Da Skatkarten die Volkskarten unter den gängigen Wahrsagedecks sind, verwundert es nicht, dass sie seit Jahrhunderten für alle Arten der Vorhersage genutzt werden. Als Nachkomme des beliebten Spiels Schafskopf wurde der Skat in Thüringen erfunden und verbreitete sich von da aus lawinenartig in die ganze Welt. Das erklärt auch, wieso in vielen Familien, in denen Hellsichtigkeit vererbt wird, immer schon fast ausschließlich mit Skatkarten gewahrsagt wurde.

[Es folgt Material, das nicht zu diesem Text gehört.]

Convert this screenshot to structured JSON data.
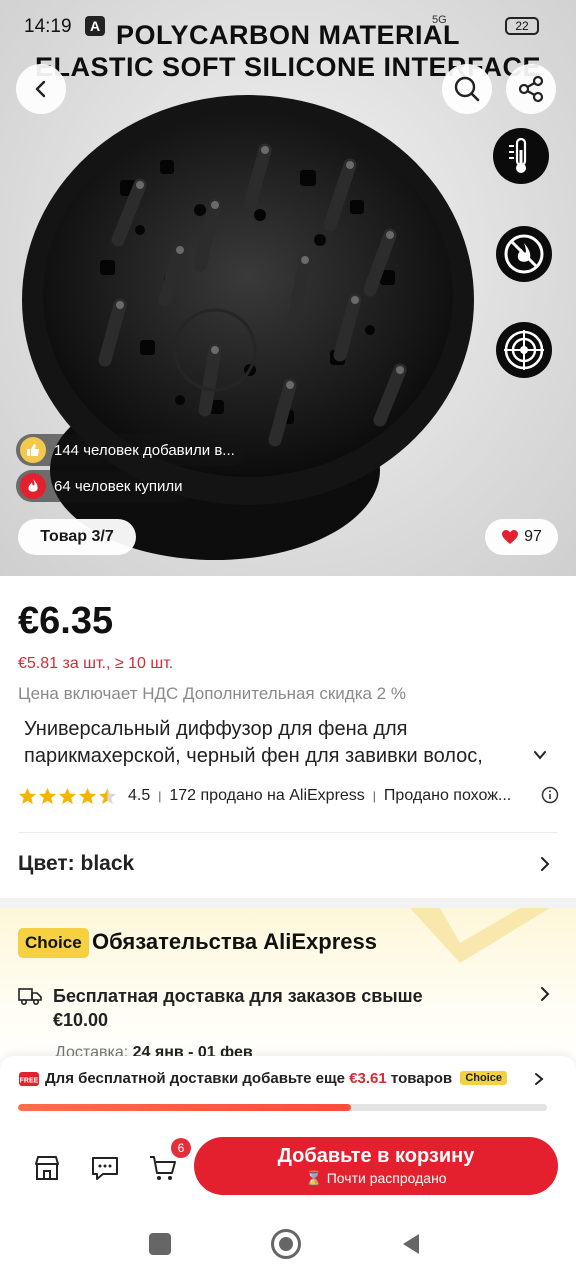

Fast in jedem Haus ist seit fast 200 Jahren ein solches Deck vorhanden und Generationen nutzten die Karten, um mit ihnen zu experimentieren. Natürlich wäre es vermessen, ohne weitere Kenntnisse sein heimisches Spiel auszupacken und einfach selbst zu versuchen, aus der Folge der Karten spontan zukünftige Geschehnisse herauszulesen. Ein bisschen Einstimmung auf die Basis der Deutung sollte schon sein. Am besten gibt man sich dazu in die professionellen Hände eines Kartenlegers, der seit Jahren mit dem Skatdeck arbeitet und gern bereit sein wird, einige seiner Tipps und Tricks weiterzugeben. so werden auch die einfachsten Karten mit Bube, Dame, König und As zum leibhaftigen Königsweg zu mehr Erkenntnis und zur Treppe ins eigene Unbewusste.